The Servant as Leader by Robert K. Greenleaf

Greenleaf has written a series of unconnected essays moving through his life-experiences, literature and poetry, as well as history and religion. The Servant as Leader is not a scientific paper rather a philosophical collection of thoughts.

Natural Leadership

He describes a true leader as someone who acts for their people first – a servant – before pursuing their own goals.

“Do those served grow as persons? Do they, while being served, become healthier, wiser, freer, more autonomous, more likely themselves to become servants? And, what is the effect on the least privileged in society; will they benefit, or, at least, not be further deprived?”

Servant Leadership cares not (only) for the top performers but rather tries to achieve an improvement of the average.

Servant leaders may be critical of the performance in comparison to what they are capable of. But never for who the person is.

Ambiguity

The world is full of contradictions and it is under the stewardship of the Servant Leader that we move through Ambiguity .

In chaotic or at least complex environments, how can we know the best decision and result?

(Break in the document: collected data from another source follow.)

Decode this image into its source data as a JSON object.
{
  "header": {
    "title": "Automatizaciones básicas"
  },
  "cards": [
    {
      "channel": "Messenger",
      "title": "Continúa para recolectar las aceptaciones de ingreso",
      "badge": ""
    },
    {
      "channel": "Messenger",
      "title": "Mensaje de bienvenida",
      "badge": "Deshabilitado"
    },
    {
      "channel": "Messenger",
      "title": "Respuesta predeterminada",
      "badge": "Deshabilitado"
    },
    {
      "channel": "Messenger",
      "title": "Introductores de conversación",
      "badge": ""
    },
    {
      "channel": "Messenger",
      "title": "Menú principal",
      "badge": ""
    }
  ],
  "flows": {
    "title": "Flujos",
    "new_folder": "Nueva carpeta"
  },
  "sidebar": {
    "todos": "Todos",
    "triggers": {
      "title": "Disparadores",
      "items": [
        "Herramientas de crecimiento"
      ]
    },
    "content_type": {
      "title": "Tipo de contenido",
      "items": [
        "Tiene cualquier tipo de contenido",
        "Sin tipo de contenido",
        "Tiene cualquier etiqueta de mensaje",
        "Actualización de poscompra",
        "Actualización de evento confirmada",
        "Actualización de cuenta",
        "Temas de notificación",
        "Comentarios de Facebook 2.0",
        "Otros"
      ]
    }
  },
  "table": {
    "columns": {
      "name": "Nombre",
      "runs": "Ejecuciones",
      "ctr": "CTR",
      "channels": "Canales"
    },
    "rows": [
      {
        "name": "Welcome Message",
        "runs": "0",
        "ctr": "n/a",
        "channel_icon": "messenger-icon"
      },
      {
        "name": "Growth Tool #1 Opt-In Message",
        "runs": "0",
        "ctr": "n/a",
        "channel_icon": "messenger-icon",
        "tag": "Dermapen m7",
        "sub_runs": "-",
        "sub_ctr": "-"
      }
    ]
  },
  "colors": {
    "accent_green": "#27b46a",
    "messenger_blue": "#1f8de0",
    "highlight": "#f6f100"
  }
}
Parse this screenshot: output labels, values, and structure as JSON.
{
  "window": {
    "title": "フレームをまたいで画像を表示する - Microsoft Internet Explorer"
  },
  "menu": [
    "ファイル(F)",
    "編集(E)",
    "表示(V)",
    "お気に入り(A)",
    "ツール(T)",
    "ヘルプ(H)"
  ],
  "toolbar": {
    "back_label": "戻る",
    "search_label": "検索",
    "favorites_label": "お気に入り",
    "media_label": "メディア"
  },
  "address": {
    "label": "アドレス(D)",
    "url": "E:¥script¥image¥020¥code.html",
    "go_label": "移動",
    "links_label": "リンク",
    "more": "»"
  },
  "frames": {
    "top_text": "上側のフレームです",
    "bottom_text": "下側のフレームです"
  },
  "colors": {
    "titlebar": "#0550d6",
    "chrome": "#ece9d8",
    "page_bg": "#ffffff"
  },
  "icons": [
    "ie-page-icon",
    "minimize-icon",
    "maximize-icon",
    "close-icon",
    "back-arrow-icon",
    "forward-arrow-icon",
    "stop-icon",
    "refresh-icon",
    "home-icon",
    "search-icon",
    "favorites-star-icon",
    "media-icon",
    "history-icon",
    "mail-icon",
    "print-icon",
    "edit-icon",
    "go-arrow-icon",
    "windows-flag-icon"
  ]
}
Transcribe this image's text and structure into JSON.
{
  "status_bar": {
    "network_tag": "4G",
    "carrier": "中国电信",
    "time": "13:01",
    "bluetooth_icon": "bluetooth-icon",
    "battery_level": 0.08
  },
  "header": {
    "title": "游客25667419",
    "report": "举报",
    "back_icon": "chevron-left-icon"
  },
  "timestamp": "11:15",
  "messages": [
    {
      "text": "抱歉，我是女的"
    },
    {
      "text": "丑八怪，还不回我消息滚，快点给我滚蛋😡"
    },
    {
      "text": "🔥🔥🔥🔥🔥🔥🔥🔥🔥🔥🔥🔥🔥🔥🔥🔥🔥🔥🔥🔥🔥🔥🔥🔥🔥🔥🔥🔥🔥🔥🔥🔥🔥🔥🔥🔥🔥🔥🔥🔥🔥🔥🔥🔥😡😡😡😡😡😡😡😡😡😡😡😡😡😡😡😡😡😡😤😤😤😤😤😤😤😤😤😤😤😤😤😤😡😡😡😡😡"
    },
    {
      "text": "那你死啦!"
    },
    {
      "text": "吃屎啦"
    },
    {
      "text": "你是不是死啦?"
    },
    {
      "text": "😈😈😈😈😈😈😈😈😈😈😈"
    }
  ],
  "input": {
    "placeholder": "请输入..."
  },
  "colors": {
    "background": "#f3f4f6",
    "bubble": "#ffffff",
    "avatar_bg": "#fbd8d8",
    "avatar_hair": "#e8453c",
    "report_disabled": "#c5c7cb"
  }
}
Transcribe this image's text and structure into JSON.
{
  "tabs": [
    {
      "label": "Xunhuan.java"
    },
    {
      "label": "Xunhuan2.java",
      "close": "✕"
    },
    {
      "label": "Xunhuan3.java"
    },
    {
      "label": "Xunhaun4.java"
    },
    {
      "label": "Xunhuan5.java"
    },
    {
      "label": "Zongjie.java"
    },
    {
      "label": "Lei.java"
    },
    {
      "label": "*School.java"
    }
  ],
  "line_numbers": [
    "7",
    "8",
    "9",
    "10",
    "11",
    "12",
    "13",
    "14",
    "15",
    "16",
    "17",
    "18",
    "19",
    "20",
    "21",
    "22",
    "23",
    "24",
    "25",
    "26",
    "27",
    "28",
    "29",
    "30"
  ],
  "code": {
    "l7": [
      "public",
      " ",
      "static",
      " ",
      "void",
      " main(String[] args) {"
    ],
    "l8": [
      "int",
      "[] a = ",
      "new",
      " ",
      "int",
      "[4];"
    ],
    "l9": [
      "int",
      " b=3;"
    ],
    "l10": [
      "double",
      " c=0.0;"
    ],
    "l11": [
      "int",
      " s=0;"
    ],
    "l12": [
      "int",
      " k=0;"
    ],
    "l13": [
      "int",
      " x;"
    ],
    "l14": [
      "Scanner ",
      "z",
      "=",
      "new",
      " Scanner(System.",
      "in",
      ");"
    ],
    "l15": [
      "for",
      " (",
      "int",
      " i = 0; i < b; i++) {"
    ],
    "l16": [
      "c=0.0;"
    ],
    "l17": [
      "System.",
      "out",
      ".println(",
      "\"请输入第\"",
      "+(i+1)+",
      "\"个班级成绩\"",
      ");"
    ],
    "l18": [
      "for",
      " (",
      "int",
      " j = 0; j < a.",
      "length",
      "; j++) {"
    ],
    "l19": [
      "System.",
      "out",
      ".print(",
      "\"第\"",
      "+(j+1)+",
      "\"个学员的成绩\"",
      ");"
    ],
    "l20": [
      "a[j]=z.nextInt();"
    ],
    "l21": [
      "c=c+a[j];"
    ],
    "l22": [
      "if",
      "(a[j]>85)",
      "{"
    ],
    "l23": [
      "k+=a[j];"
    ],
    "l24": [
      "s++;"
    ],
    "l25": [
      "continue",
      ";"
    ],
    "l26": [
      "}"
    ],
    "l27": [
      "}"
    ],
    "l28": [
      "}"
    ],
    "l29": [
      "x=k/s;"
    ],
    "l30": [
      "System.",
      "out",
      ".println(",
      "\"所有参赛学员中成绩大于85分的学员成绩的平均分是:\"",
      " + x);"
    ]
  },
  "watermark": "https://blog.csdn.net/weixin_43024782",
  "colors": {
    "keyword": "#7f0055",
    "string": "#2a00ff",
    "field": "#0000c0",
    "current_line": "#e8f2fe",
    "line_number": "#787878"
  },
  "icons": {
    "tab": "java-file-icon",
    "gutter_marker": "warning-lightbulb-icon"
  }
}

We cannot! Thus, after some study and experience, we hypothize with a splash of doubt. We act on this hypothesis and examine the results.

“Faith is the choice of the nobler hypothesis. Not the noblest; one never knows what it is. But the nobler, the best one can see when the choice is made.”

Communicating a Vision

Servant leaders are described as prophets with a clear vision and message for people to move towards. This vision is built from listening with awareness to our surroundings and people; and intuitively building upon what we perceive. It is founded on ”sensing the unknowable” and “foreseeing the unforseeable”.

To listen well you need to ask questions well.

”In saying what I have in mind will I really improve on the silence?”

The vision must be presented in the context and experiences of the listeners.

Decision-making

Leaders must live with the trade-off to make decisions without having full information. In a complex world, one cannot gather all data before a decision. There is always more information, but the cost and delay might not be worth it.

Leaders strive to create opportunities and enable autonomous decision-making for people. They are wary of using their power to coerce and manipulate people into pre-defined paths and decisions.

Create Dangerously

“For the person with creative potential there is no wholeness except in using it.”

In an ambiguous world with complex problems, we cannot fall back to best-cases. Instead, we need to be aware of our pasts and futures to create new solutions in the now.

Implications

“Able servants with potential to lead will lead, and, where appropriate, they will follow only servant-leaders.”

People will rather follow a non-servant for order than a servant leader for chaos. Thus, a servant leader must not create chaos for society will crave order.

The ability to serve and lead does not rely on age alone. Thus, we must we open to educate and grow people as soon as their ability becomes apparent.